The Luxury of Magical Thinking

12 05 05

Recently Joan Didion won the National Book Award for her glowingly reviewed book, THE YEAR OF MAGICAL THINKING. After reading the reviews and hearing what commentators had to say about the book the praise was lavish I went online and ordered the book. I am awaiting delivery.

The book chronicles the period of Joan Didions life at the time of the death of her husband which coincided with the life threatening illness of her daughter.

After the book was finished, her daughter died, tragically.

A friend of mine read the book and called the year of magical thinking done by Didion as really a year of madness, induced by grief. It is something which I have given some thought to since I read the first review of the book, which seems, indeed, magical in its ability to articulate the emotions that course through the human spirit when confronted with profound loss. Having read excerpts, I am eager to consume the whole.

Grief is consumptive, eating away the insides of the body and the mind and, in my experience, personally and observationally, a kind of madness does fall upon the human being experiencing it. We go on; even when everything in our soul screams; getting up in the morning, performing functions, straightening up, showering and shaving and eating bits and pieces even when it is impossible to remember what bits have been consumed.

In the time since I first heard about THE YEAR OF MAGICAL THINKING, I have also continued following the news and from afar have witnessed the continuing tragedies of our world. Bangladesh has now experienced its first suicide bombing. In Iraq, the blasts continue, with a daily mounting of the death toll of both Americans and natives. Around Baghdad, too, there has been an increase in abductions.

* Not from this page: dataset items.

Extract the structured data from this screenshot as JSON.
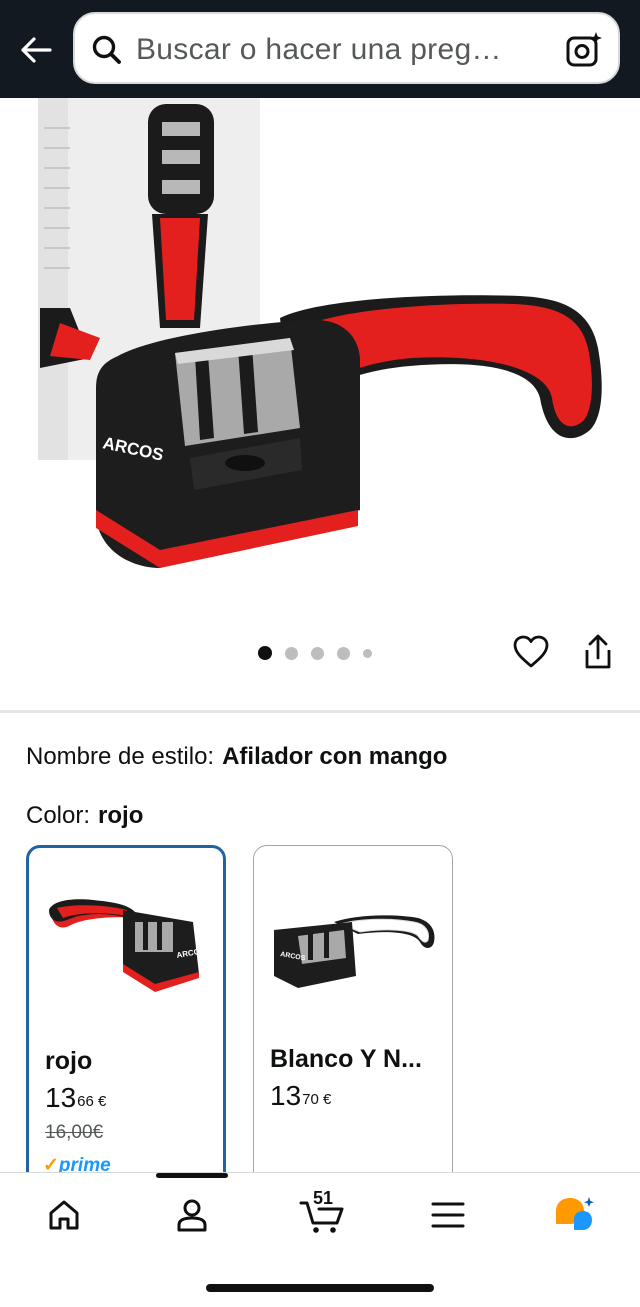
{
  "search": {
    "placeholder": "Buscar o hacer una preg…"
  },
  "product": {
    "brand_mark": "ARCOS",
    "image_index": 1,
    "image_count": 5
  },
  "selections": {
    "style_label": "Nombre de estilo:",
    "style_value": "Afilador con mango",
    "color_label": "Color:",
    "color_value": "rojo"
  },
  "swatches": [
    {
      "name": "rojo",
      "price_whole": "13",
      "price_frac": "66 €",
      "old_price": "16,00€",
      "prime": "prime",
      "selected": true,
      "accent": "#d71f1f"
    },
    {
      "name": "Blanco Y N...",
      "price_whole": "13",
      "price_frac": "70 €",
      "selected": false,
      "accent": "#ffffff"
    }
  ],
  "nav": {
    "items": [
      "home-icon",
      "account-icon",
      "cart-icon",
      "menu-icon",
      "rufus-icon"
    ],
    "cart_count": "51"
  },
  "colors": {
    "header_bg": "#131921",
    "selected_border": "#2162a1",
    "prime_blue": "#1a98ff",
    "rufus_orange": "#ff9900",
    "rufus_blue": "#1a98ff"
  }
}
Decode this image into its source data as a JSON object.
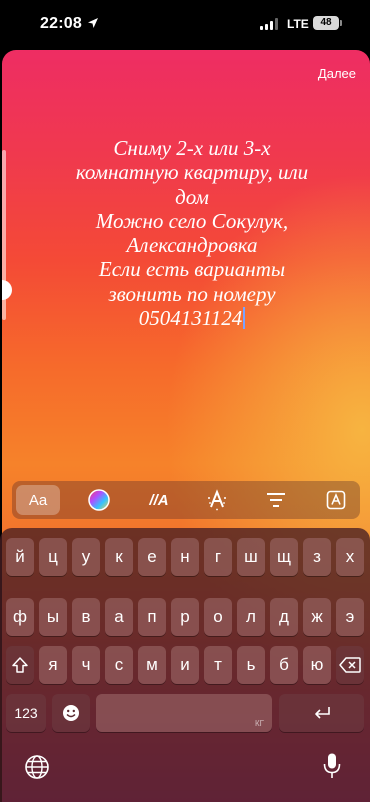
{
  "status_bar": {
    "time": "22:08",
    "network": "LTE",
    "battery": "48"
  },
  "story": {
    "done_label": "Далее",
    "text": "Сниму 2-х или 3-х\nкомнатную квартиру, или\nдом\nМожно село Сокулук,\nАлександровка\nЕсли есть варианты\nзвонить по номеру\n0504131124"
  },
  "toolbar": {
    "font_label": "Aa",
    "animation_label": "//A",
    "tools": [
      "font-style",
      "color",
      "animation",
      "effect",
      "align",
      "background"
    ]
  },
  "keyboard": {
    "rows": [
      [
        "й",
        "ц",
        "у",
        "к",
        "е",
        "н",
        "г",
        "ш",
        "щ",
        "з",
        "х"
      ],
      [
        "ф",
        "ы",
        "в",
        "а",
        "п",
        "р",
        "о",
        "л",
        "д",
        "ж",
        "э"
      ],
      [
        "я",
        "ч",
        "с",
        "м",
        "и",
        "т",
        "ь",
        "б",
        "ю"
      ]
    ],
    "numbers_label": "123",
    "space_sub_label": "КГ",
    "icons": [
      "shift-icon",
      "backspace-icon",
      "emoji-icon",
      "return-icon",
      "globe-icon",
      "microphone-icon"
    ]
  }
}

A German archeologist has been seized as well as members of a Christian Aid group, people of all ages and professions. These poor folks have been accused of being spies of the occupiers in other words, us.

To have the time to plunge deep into the anarchy of grief, to have the financial resources to not be forced back into the world before you want, to have the intellect and emotional sensitivity to process deep grief is a great luxury and unavailable to almost everyone in the world.

Ms. Didions loss[es] are tragic and I am grateful she has had the luxury of time, financial resources and, above all, the intellect to process the magical madness that follows loss. It has provided a beautiful and stunning addition to the canon of her literature while providing her readers with profound insights based on her experience.

Yet, at the same time, my mind has been full of wondering about others in this world that also are faced with inconceivable loss and stress. I think of photos on the front page of our newspapers showing hysterical women who have lost husbands, brothers, sons, daughters, relatives in one sudden mad blast. The photos have been from Baghdad, London, Madrid, New York, Delhi, and all the other cities targeted by the coolly mad men who see and believe that casual, random, unearned death is both the door to paradise and the road to freedom.

My heart aches for anyone who is caught in the inevitable and yet always unique experience of personal grief due to the loss of those we love. My soul groans for those who are forced to deal with it due to the unnatural causes that have locked their arms around our world in these grim days.

Was there a moment before 9/11 we felt the world was finally moving on some peaceable track or was that thought a mere illusion of our post Cold War hope? The latter I suspect.

We are now living, I suspect, in a world that is moving out of all illusions and we will need to deal with the dark realities of our own current age. It is not pretty and in that lack of beauty there is wisdom to be learned from magical thinking, if we will turn our magic to our collective national experience as well as personal events.